The University recently hosted the 40th edition of the Parasitology and Public Health Society of Nigeria (PPSN) Conference and Annual General Meeting (AGM), with the theme “Consolidating the Parasitic Diseases Elimination Strategies in Nigeria and Africa”.
The Keynote Speaker and the Director-General, National Institute for Trypanosomiasis and Onchocerciasis Research (NITR), Kaduna, Professor Mohammad Mamman, stated that more than one billion people were affected with one or more neglected tropical diseases, adding that the ailment remained abandoned at all levels, as he highlighted 17 neglected diseases caused by micro and macro parasites such as Buruli ulcer, Chagas diseases, Dengue Leishmaniasis, Leprosy, Human African Trypanosomiasis, Rabies, Trachoma, Treponematoses, Cysticerosis and Dracunculiasis. According to him, Nigeria had the highest prevalence of these Neglected Tropical Diseases (NTDs), noting that the theme for the conference was apt and timely because of the growing impact of pathogens on human health.
Professor Mamman stressed the benefits of One Health, which is an integrated approach to collectively improve human, animal and environmental health, saying that some successful disease control, based on One Health collaboration, included controls of small pox, human tuberculosis, human rabies and maintenance of normal blood glucose levels, among others.

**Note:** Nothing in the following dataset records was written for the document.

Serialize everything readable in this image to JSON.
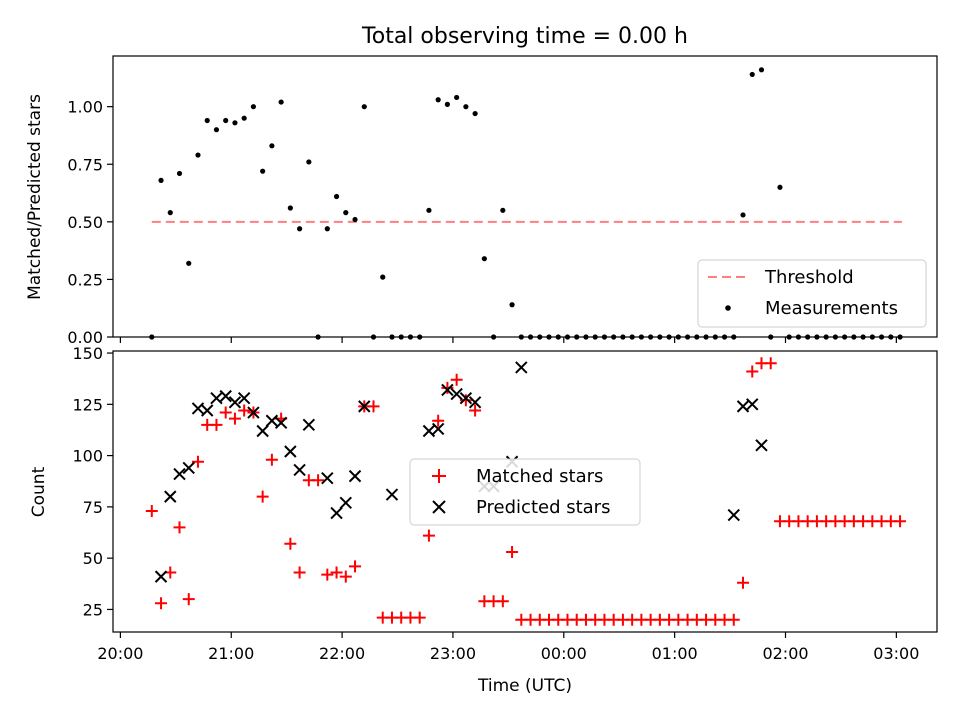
{
  "figure": {
    "title": "Total observing time = 0.00 h",
    "xlabel": "Time (UTC)"
  },
  "chart_data": [
    {
      "type": "scatter",
      "ylabel": "Matched/Predicted stars",
      "ylim": [
        0,
        1.22
      ],
      "yticks": [
        "0.00",
        "0.25",
        "0.50",
        "0.75",
        "1.00"
      ],
      "ytick_values": [
        0,
        0.25,
        0.5,
        0.75,
        1.0
      ],
      "threshold": {
        "name": "Threshold",
        "value": 0.5,
        "x_range": [
          "20:17",
          "03:03"
        ],
        "color": "#ff7f7f",
        "style": "dashed"
      },
      "series": [
        {
          "name": "Measurements",
          "color": "#000000",
          "x": [
            "20:17",
            "20:22",
            "20:27",
            "20:32",
            "20:37",
            "20:42",
            "20:47",
            "20:52",
            "20:57",
            "21:02",
            "21:07",
            "21:12",
            "21:17",
            "21:22",
            "21:27",
            "21:32",
            "21:37",
            "21:42",
            "21:47",
            "21:52",
            "21:57",
            "22:02",
            "22:07",
            "22:12",
            "22:17",
            "22:22",
            "22:27",
            "22:32",
            "22:37",
            "22:42",
            "22:47",
            "22:52",
            "22:57",
            "23:02",
            "23:07",
            "23:12",
            "23:17",
            "23:22",
            "23:27",
            "23:32",
            "23:37",
            "23:42",
            "23:47",
            "23:52",
            "23:57",
            "00:02",
            "00:07",
            "00:12",
            "00:17",
            "00:22",
            "00:27",
            "00:32",
            "00:37",
            "00:42",
            "00:47",
            "00:52",
            "00:57",
            "01:02",
            "01:07",
            "01:12",
            "01:17",
            "01:22",
            "01:27",
            "01:32",
            "01:37",
            "01:42",
            "01:47",
            "01:52",
            "01:57",
            "02:02",
            "02:07",
            "02:12",
            "02:17",
            "02:22",
            "02:27",
            "02:32",
            "02:37",
            "02:42",
            "02:47",
            "02:52",
            "02:57",
            "03:02"
          ],
          "y": [
            0,
            0.68,
            0.54,
            0.71,
            0.32,
            0.79,
            0.94,
            0.9,
            0.94,
            0.93,
            0.95,
            1.0,
            0.72,
            0.83,
            1.02,
            0.56,
            0.47,
            0.76,
            0,
            0.47,
            0.61,
            0.54,
            0.51,
            1.0,
            0,
            0.26,
            0,
            0,
            0,
            0,
            0.55,
            1.03,
            1.01,
            1.04,
            1.0,
            0.97,
            0.34,
            0,
            0.55,
            0.14,
            0,
            0,
            0,
            0,
            0,
            0,
            0,
            0,
            0,
            0,
            0,
            0,
            0,
            0,
            0,
            0,
            0,
            0,
            0,
            0,
            0,
            0,
            0,
            0,
            0.53,
            1.14,
            1.16,
            0,
            0.65,
            0,
            0,
            0,
            0,
            0,
            0,
            0,
            0,
            0,
            0,
            0,
            0,
            0
          ]
        }
      ],
      "legend": {
        "position": "lower-right"
      }
    },
    {
      "type": "scatter",
      "ylabel": "Count",
      "ylim": [
        14,
        151
      ],
      "yticks": [
        "25",
        "50",
        "75",
        "100",
        "125",
        "150"
      ],
      "ytick_values": [
        25,
        50,
        75,
        100,
        125,
        150
      ],
      "series": [
        {
          "name": "Matched stars",
          "color": "#ff0000",
          "marker": "plus",
          "x": [
            "20:17",
            "20:22",
            "20:27",
            "20:32",
            "20:37",
            "20:42",
            "20:47",
            "20:52",
            "20:57",
            "21:02",
            "21:07",
            "21:12",
            "21:17",
            "21:22",
            "21:27",
            "21:32",
            "21:37",
            "21:42",
            "21:47",
            "21:52",
            "21:57",
            "22:02",
            "22:07",
            "22:12",
            "22:17",
            "22:22",
            "22:27",
            "22:32",
            "22:37",
            "22:42",
            "22:47",
            "22:52",
            "22:57",
            "23:02",
            "23:07",
            "23:12",
            "23:17",
            "23:22",
            "23:27",
            "23:32",
            "23:37",
            "23:42",
            "23:47",
            "23:52",
            "23:57",
            "00:02",
            "00:07",
            "00:12",
            "00:17",
            "00:22",
            "00:27",
            "00:32",
            "00:37",
            "00:42",
            "00:47",
            "00:52",
            "00:57",
            "01:02",
            "01:07",
            "01:12",
            "01:17",
            "01:22",
            "01:27",
            "01:32",
            "01:37",
            "01:42",
            "01:47",
            "01:52",
            "01:57",
            "02:02",
            "02:07",
            "02:12",
            "02:17",
            "02:22",
            "02:27",
            "02:32",
            "02:37",
            "02:42",
            "02:47",
            "02:52",
            "02:57",
            "03:02"
          ],
          "y": [
            73,
            28,
            43,
            65,
            30,
            97,
            115,
            115,
            121,
            118,
            122,
            121,
            80,
            98,
            118,
            57,
            43,
            88,
            88,
            42,
            43,
            41,
            46,
            124,
            124,
            21,
            21,
            21,
            21,
            21,
            61,
            117,
            133,
            137,
            127,
            122,
            29,
            29,
            29,
            53,
            20,
            20,
            20,
            20,
            20,
            20,
            20,
            20,
            20,
            20,
            20,
            20,
            20,
            20,
            20,
            20,
            20,
            20,
            20,
            20,
            20,
            20,
            20,
            20,
            38,
            141,
            145,
            145,
            68,
            68,
            68,
            68,
            68,
            68,
            68,
            68,
            68,
            68,
            68,
            68,
            68,
            68
          ]
        },
        {
          "name": "Predicted stars",
          "color": "#000000",
          "marker": "x",
          "x": [
            "20:22",
            "20:27",
            "20:32",
            "20:37",
            "20:42",
            "20:47",
            "20:52",
            "20:57",
            "21:02",
            "21:07",
            "21:12",
            "21:17",
            "21:22",
            "21:27",
            "21:32",
            "21:37",
            "21:42",
            "21:52",
            "21:57",
            "22:02",
            "22:07",
            "22:12",
            "22:27",
            "22:47",
            "22:52",
            "22:57",
            "23:02",
            "23:07",
            "23:12",
            "23:17",
            "23:22",
            "23:32",
            "23:37",
            "01:32",
            "01:37",
            "01:42",
            "01:47"
          ],
          "y": [
            41,
            80,
            91,
            94,
            123,
            122,
            128,
            129,
            126,
            128,
            121,
            112,
            117,
            116,
            102,
            93,
            115,
            89,
            72,
            77,
            90,
            124,
            81,
            112,
            113,
            132,
            130,
            128,
            126,
            85,
            85,
            97,
            143,
            71,
            124,
            125,
            105
          ]
        }
      ],
      "legend": {
        "position": "center"
      }
    }
  ],
  "x_axis": {
    "ticks": [
      "20:00",
      "21:00",
      "22:00",
      "23:00",
      "00:00",
      "01:00",
      "02:00",
      "03:00"
    ],
    "range": [
      "19:56",
      "03:22"
    ]
  }
}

According to him, the objective of One Health was to promote co-equal and all-inclusive collaborations between physicians, Osteopathic physicians, veterinarians, dentists, nurses, disease control centres, agriculture-related regulatory agencies, public health departments and other science-based health and environmental disciplines.

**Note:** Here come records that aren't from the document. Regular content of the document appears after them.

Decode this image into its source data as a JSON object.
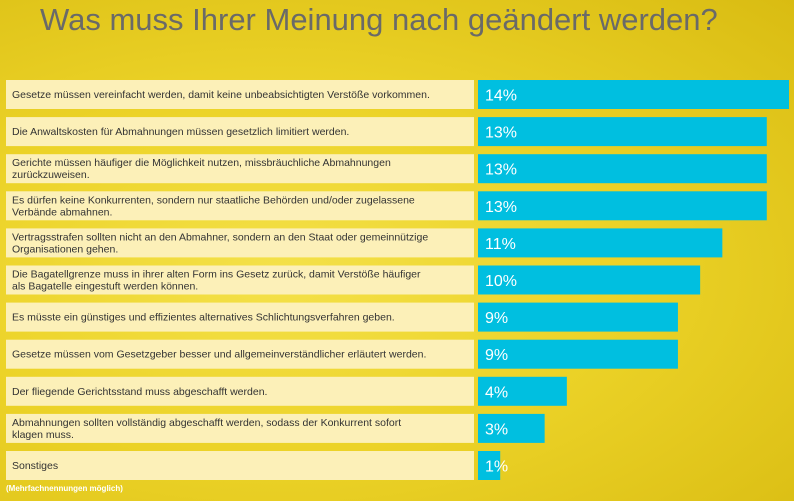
{
  "chart_data": {
    "type": "bar",
    "orientation": "horizontal",
    "title": "Was muss Ihrer Meinung nach geändert werden?",
    "note": "(Mehrfachnennungen möglich)",
    "categories": [
      "Gesetze müssen vereinfacht werden, damit keine unbeabsichtigten Verstöße vorkommen.",
      "Die Anwaltskosten für Abmahnungen müssen gesetzlich limitiert werden.",
      "Gerichte müssen häufiger die Möglichkeit nutzen, missbräuchliche Abmahnungen zurückzuweisen.",
      "Es dürfen keine Konkurrenten, sondern nur staatliche Behörden und/oder zugelassene Verbände abmahnen.",
      "Vertragsstrafen sollten nicht an den Abmahner, sondern an den Staat oder gemeinnützige Organisationen gehen.",
      "Die Bagatellgrenze muss in ihrer alten Form ins Gesetz zurück, damit Verstöße häufiger als Bagatelle eingestuft werden können.",
      "Es müsste ein günstiges und effizientes alternatives Schlichtungsverfahren geben.",
      "Gesetze müssen vom Gesetzgeber besser und allgemeinverständlicher erläutert werden.",
      "Der fliegende Gerichtsstand muss abgeschafft werden.",
      "Abmahnungen sollten vollständig abgeschafft werden, sodass der Konkurrent sofort klagen muss.",
      "Sonstiges"
    ],
    "values": [
      14,
      13,
      13,
      13,
      11,
      10,
      9,
      9,
      4,
      3,
      1
    ],
    "value_labels": [
      "14%",
      "13%",
      "13%",
      "13%",
      "11%",
      "10%",
      "9%",
      "9%",
      "4%",
      "3%",
      "1%"
    ],
    "xlim": [
      0,
      14
    ],
    "grid": false,
    "legend": "none"
  },
  "colors": {
    "bar": "#00bfe0",
    "label_box": "#fcf0b8",
    "value_text": "#ffffff",
    "label_text": "#333333",
    "title_text": "#6a6a68"
  }
}
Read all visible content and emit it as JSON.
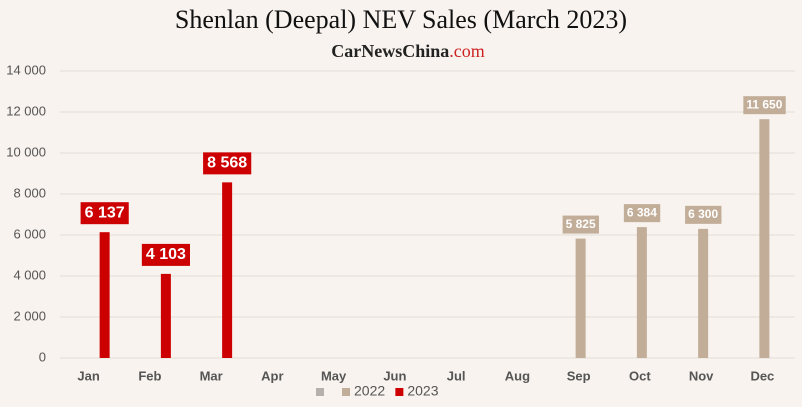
{
  "chart_data": {
    "type": "bar",
    "title": "Shenlan (Deepal) NEV Sales (March 2023)",
    "source": {
      "name": "CarNewsChina",
      "domain": ".com"
    },
    "categories": [
      "Jan",
      "Feb",
      "Mar",
      "Apr",
      "May",
      "Jun",
      "Jul",
      "Aug",
      "Sep",
      "Oct",
      "Nov",
      "Dec"
    ],
    "series": [
      {
        "name": null,
        "color": "#b5b0aa",
        "values": [
          null,
          null,
          null,
          null,
          null,
          null,
          null,
          null,
          null,
          null,
          null,
          null
        ]
      },
      {
        "name": "2022",
        "color": "#c2ad98",
        "values": [
          null,
          null,
          null,
          null,
          null,
          null,
          null,
          null,
          5825,
          6384,
          6300,
          11650
        ],
        "value_labels": [
          null,
          null,
          null,
          null,
          null,
          null,
          null,
          null,
          "5 825",
          "6 384",
          "6 300",
          "11 650"
        ]
      },
      {
        "name": "2023",
        "color": "#cc0000",
        "values": [
          6137,
          4103,
          8568,
          null,
          null,
          null,
          null,
          null,
          null,
          null,
          null,
          null
        ],
        "value_labels": [
          "6 137",
          "4 103",
          "8 568",
          null,
          null,
          null,
          null,
          null,
          null,
          null,
          null,
          null
        ]
      }
    ],
    "ylim": [
      0,
      14000
    ],
    "yticks": [
      0,
      {
        "value": 2000,
        "label": "2 000"
      },
      {
        "value": 4000,
        "label": "4 000"
      },
      {
        "value": 6000,
        "label": "6 000"
      },
      {
        "value": 8000,
        "label": "8 000"
      },
      {
        "value": 10000,
        "label": "10 000"
      },
      {
        "value": 12000,
        "label": "12 000"
      },
      {
        "value": 14000,
        "label": "14 000"
      }
    ],
    "grid": true
  }
}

He noted that the One Health Concept could be used to consolidate the parasitic disease elimination strategies in Nigeria, by first assessing the existing strategies for health control and elimination of parasitic diseases on the continent. Alluding to the words of Gardon B. Hinckley, the erudite scholar, who once said that “you can’t build a great building on a weak foundation”, noted that the adoption of One Health Initiative for the control and elimination of human and parasitic diseases in Africa was depended on the availability of sound health infrastructure, strong commitment by government, formulation and implementation of policies on disease control, critical mass of experts as well as the alignment of African countries to actively participate in the cause.
Declaring the conference open, the Vice-Chancellor, Professor Olusola Oyewole, who was represented by the Deputy Vice-Chancellor, Development, Professor Ololade Enikuomehin, appreciated the Society for the privilege given for FUNAAB to host the conference. He challenged the parasitologists to work together to eliminate parasitology-related diseases in Nigeria and Africa because there was the need to balance between literacy, cultural practices and norms as it applied to parasitology, noting that indigenous practices could be fine-tuned to suite modern practice, which would lead to solutions, particularly, the environment.
The President of PPSN, Professor Chinyere Ukaga, had stated that there were great expectations of a better conferencing when compared with the last one held in Lafia, Nasarawa State. She recalled that the establishment of the Society took place in Calabar in 1973 and was formerly known as the Nigerian Society for Parasitology (NSP), with limited membership across the six Nigerian universities, adding that the main agenda of the body was to develop parasitology that responded to African needs and training others for research and service.
Professor Ukaga disclosed further that earlier in 2016, reports of outbreaks of Lassa Fever in various parts of the country, as well as Bird flu in the Plateau region, were recorded while zonal coordinators responded to the clarion call to set up different programmes in response to diseases. She, therefore, paid glowing tributes to the immediate past Zonal Coordinator of the North-East Zone, late Dr. Steve Tidi, who passed on recently. The President also appreciated those who worked hard editorially, under the leadership of Prof. Sammy Sam-Wobo of FUNAAB, the Editor-in-Chief, to ensure that the Nigerian Journal of Parasitology (NJP), ranked second among all other African journals.
Professor Alex Acholonu of the Alcorn State University, Mississippi, United States of America (USA) had described parasitology as the study of parasitism or the study of parasites, saying that it was an essential subject in tropical Nigeria. According to him, parasitism is a way of life in which one specie (parasite) lives on another specie (the host), while gaining its livelihood at the expense of the host. The Professor of Biology stated that there was the need for more research on parasitology, particularly, in the area of common and unknown organisms such as the pentastomes and Acanthocephalans. Meanwhile, Professor Acholonu was redecorated as the founding member of the Society as well as Fellow of PPSN at the occasion.